In datzelfde jaar rijdt James Bond (The Living Daylights) na een uitstapje naar Lotus in een Aston Martin. Dit keer mag Bond van zijn baas plaatsnemen in een Aston Martin V8 Vantage, die dan wel aan het einde van zijn levensduur is gekomen. De V8 wordt vervangen door de Virage. In 1992 werd een nieuwe Vantage aangekondigd die boven de Virage geplaatst werd.
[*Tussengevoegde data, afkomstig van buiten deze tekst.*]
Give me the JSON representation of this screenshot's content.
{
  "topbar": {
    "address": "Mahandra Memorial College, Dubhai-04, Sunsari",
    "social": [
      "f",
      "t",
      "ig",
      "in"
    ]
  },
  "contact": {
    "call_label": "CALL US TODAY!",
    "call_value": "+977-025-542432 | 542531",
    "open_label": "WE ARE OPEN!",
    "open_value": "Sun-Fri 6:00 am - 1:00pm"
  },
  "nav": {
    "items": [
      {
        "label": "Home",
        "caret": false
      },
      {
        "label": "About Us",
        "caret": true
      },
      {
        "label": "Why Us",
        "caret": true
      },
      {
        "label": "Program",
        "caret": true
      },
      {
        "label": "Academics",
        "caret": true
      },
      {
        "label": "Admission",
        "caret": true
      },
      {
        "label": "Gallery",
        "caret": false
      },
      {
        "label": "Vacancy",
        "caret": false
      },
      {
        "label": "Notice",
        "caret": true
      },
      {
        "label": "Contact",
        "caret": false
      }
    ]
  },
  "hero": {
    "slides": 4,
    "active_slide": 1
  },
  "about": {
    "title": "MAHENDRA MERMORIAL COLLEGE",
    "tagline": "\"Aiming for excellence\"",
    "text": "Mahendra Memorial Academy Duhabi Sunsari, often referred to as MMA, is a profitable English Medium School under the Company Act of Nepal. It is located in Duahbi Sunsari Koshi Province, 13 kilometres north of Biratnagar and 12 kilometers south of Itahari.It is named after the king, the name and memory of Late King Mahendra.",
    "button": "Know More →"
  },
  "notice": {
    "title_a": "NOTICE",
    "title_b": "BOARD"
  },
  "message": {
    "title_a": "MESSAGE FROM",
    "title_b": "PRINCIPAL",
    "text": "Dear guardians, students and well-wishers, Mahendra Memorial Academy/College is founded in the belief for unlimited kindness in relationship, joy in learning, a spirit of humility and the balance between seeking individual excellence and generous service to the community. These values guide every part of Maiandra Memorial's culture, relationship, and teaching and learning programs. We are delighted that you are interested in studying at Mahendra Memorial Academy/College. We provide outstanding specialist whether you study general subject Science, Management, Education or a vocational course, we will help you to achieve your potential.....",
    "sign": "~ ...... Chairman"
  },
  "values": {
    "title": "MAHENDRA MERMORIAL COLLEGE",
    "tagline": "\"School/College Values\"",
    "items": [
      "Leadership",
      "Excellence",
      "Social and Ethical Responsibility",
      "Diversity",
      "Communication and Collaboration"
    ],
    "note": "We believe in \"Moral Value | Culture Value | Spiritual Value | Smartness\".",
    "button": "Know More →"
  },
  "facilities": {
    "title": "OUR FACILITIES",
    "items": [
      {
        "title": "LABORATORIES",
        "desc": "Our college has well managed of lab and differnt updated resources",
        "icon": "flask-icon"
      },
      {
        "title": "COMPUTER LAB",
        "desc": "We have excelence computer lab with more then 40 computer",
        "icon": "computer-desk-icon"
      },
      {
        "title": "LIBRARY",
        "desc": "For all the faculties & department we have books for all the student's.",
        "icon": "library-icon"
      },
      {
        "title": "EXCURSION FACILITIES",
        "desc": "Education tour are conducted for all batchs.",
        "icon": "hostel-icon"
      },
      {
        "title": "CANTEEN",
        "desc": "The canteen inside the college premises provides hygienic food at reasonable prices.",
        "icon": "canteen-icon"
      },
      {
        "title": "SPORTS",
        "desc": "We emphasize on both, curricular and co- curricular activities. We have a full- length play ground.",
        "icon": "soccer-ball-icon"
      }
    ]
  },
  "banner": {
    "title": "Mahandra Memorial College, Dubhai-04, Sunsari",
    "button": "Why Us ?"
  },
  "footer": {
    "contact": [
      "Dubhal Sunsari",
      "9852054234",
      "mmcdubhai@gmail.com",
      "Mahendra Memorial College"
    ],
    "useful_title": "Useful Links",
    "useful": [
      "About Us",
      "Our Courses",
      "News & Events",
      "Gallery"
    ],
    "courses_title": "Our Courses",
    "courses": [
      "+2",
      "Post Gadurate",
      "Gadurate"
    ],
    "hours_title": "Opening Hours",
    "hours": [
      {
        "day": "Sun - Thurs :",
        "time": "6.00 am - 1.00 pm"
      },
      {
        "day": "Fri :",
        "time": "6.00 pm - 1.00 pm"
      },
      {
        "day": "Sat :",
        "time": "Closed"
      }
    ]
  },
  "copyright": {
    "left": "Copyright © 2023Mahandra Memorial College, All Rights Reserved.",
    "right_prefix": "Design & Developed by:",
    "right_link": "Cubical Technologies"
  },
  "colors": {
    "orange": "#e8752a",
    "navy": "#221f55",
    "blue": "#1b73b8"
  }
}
In het daarop volgende jaar werd de DB-lijn nieuw leven in geblazen met de introductie van de DB7 (1993-2003) als “instapmodel”.

 

In 2003 kondigde het bedrijf terug te keren in de racerij met een nieuwe divisie onder de naam “Aston Martin Racing”. Deze divisie is samen met het bedrijf Prodrive verantwoordelijk voor de ontwikkeling en productie van de DBR9. Dit is een auto van de GT-klasse en zal onder andere deel gaan nemen aan de 24 uur van Le Mans.

 

Door de overname van Ford maakt Aston Martin nu weer eigenzinnige auto’s zoals de Aston Martin V8 Vantage (2005-nu), DB9 (2003-nu) en de Vanquish V12 (2001-nu) die James Bond in “Die Another Day” bestuurde. James Bond blijft zijn merk trouw. In de film “Casino Royale” (2006) krijgt Bond de beschikking over de vernieuwde Aston Martin DBS, en mag hij nog één keer een ritje maken in de DB5. Het Engelse automerk heeft een onstuimige geschiedenis, maar bestaat nog altijd.